Комок все такой же живой и черный, и даже кажется, что с боков у него появилось еще несколько ртов, чтобы кусать притихшие игрушки.
От мысли, что злую тучку нельзя взорвать пластмассовой гранатой, мальчику стало не по себе. Он схватил лежащий на полу портфель и побежал в прихожую.
Дрожащие пальцы вставили в замок ключ, повернули его против часовой стрелки.
Быстрее, быстрее! В коридор.
Дверь за мальчиком захлопнулась.
Я знал, что с другой стороны металлической щеколды он тяжело дышит и борется с желанием посмотреть в замочную скважину. Он боится, потому что там, по полу, к нему ползет черный комок бумаги с торчащей из пасти крокодильей ногой.
«Убить…»
Замок щелкнул, и я услышал удаляющиеся торопливые шаги.
Из нависшей черноты спустился длинный липкий язык. Он слизнул пластмассовую руку и потащил ее в черную пасть.
* * *
– Ань, прошу тебя… – Мужчина выкинул в пакет с мусором цоколь сломанной лампочки и повернулся к женщине. – Я разговаривал с соседями. Они рассказывают страшные вещи. Говорят, до тебя здесь жила нехорошая семья. Колотили своего ребенка. Так, что по ночам тяжело было заснуть. А несколько дней назад крики прекратились, и они после этого съехали. Черт, да его же могли убить! Я не хочу, чтобы вы здесь оставались. Милая, да посмотри на Сережку, он от страха даже в комнату боится зайти.
Мальчик стискивал пальцами юбку женщины и смотрел в окно. Там, в небе, огромными свинцовыми дирижаблями плыли облака, такие молчаливые и равнодушные, будто на свете не было ни его, ни мамы с папой, ни живущего в комнате кошмара.
– Злая тучка съела руку…
– Какую руку?
– У солдата.
Женщина выдвинула из-под кухонного стола старый деревянный стул и тяжело опустилась на него.
Ее ладони закрыли глаза, словно она решила сыграть в прятки.
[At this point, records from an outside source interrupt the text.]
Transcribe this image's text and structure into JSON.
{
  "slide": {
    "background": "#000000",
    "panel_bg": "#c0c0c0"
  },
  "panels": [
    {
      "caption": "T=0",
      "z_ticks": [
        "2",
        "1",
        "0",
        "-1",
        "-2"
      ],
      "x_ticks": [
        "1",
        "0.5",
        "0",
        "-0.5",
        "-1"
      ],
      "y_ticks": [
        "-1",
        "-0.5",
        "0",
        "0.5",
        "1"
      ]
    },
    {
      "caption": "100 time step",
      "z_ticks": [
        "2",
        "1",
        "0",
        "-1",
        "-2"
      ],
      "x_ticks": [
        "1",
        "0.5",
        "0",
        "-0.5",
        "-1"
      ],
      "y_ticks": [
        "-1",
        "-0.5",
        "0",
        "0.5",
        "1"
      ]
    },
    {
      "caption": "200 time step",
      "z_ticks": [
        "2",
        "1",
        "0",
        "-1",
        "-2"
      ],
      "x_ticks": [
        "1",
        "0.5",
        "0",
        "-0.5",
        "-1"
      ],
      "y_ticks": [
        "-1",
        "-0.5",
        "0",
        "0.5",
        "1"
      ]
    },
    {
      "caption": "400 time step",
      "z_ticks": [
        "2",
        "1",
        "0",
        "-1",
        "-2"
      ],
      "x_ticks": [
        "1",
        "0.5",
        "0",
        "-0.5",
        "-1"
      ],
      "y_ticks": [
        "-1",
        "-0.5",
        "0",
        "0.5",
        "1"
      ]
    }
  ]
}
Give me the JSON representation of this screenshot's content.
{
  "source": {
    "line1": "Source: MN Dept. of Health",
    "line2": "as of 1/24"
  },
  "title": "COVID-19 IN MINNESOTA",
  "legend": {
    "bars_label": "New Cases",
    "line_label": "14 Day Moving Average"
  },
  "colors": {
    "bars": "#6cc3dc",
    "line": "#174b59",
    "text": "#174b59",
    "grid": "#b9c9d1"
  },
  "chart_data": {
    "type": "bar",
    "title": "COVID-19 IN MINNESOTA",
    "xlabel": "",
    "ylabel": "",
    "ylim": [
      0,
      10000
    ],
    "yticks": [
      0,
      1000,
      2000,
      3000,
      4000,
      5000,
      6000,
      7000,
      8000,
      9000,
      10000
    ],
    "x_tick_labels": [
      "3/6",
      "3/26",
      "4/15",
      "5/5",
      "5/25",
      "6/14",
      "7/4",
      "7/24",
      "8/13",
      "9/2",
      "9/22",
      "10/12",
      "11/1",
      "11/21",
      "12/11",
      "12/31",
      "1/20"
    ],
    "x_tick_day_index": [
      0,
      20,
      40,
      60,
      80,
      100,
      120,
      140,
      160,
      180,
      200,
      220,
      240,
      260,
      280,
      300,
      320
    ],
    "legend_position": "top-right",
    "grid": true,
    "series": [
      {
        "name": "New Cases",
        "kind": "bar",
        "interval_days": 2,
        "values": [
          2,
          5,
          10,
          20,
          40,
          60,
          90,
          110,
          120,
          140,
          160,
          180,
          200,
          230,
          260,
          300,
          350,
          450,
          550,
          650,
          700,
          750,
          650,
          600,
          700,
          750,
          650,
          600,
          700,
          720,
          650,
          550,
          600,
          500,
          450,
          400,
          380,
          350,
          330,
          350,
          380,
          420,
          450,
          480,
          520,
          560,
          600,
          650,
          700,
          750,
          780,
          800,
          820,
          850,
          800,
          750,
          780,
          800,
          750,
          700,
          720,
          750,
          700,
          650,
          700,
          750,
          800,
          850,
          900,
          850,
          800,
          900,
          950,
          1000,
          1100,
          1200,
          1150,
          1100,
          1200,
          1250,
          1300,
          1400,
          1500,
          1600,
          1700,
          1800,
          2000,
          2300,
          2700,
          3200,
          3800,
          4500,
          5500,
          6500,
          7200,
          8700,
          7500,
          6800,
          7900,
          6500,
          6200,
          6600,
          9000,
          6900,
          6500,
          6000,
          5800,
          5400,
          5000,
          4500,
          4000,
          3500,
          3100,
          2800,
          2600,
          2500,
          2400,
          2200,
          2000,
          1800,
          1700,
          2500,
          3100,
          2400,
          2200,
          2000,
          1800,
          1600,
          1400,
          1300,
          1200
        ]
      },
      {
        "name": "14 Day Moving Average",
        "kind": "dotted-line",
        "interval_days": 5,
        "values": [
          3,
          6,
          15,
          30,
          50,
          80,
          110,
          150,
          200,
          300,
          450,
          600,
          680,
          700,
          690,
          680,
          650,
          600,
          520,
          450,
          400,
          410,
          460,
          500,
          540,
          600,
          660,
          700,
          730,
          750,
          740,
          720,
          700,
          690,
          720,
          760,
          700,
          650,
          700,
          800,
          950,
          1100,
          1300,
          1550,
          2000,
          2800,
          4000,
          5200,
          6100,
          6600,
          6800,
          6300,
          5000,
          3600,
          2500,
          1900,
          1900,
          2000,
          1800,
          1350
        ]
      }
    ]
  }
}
Только ей не хотелось, чтобы ее нашли.
Сидеть бы вот так вечно, укрывшись трескающимися от времени ладонями, и не думать о злых тучках и ползущих сквозь темноту осколках лампочек.
В глазах прилипшего к потолку существа плечи проволочной фигурки стали вздрагивать. Линии-волосы беззащитно ожидали, когда голодные отростки станут выдергивать их клочками, один за другим. Запустить дымчатые когти в окровавленную голову, ковырять ими оголившуюся кость и наслаждаться этим скрежетом.
А потом очередь за мальчиком.
Облако крепче уцепилось за бороздки потолка и всем телом стало опускаться вниз. Его бока раскрывались цветочными бутонами, внутри которых извивались маленькие острые язычки. Они мечтали прикоснуться к тонкой шее, порезать ее на полоски и утащить в распахнутые пасти, пережевывать, давить, рвать черными жадными лепестками.
Все что я мог – лишь наблюдать за этим и кричать: «Бегите! Бегите отсюда!»
Но моих криков никто не услышал. Молчание безответного одиночества заполняло кухню надвигавшейся бедой, и в нем тонули усталые проволочные фигурки, такие хрупкие и беспомощные.
– Почему я должна быть плохой? – едва слышно спросила женщина. – Что я сделала не так, скажи мне? Когда твоим пальцам больно, ты отдергиваешь руку А почему мне нельзя? Терпеть дальше… это жестоко, Саша.
Мужчина мягко сжал ее плечо и повернулся к мальчику:
– Сережа, иди в комнату.
– Но, папа, там же…
– Иди. В комнату.
Голос звучал грубо и устрашающе.
Мальчик отвернулся и затопал к зеву дверного проема. С каждым шагом проем становился все больше и больше, оборачиваясь горлом волшебной пещеры из сказок. Стоит сделать шаг через порог – и вход за ним закроется, спрячется в бетонных песках холодного города.
Папа просто так взял и отдал его злой тучке. Просто так. Взял и отдал.
Глаза щипало от подступившей изнутри соли, но он старался не плакать.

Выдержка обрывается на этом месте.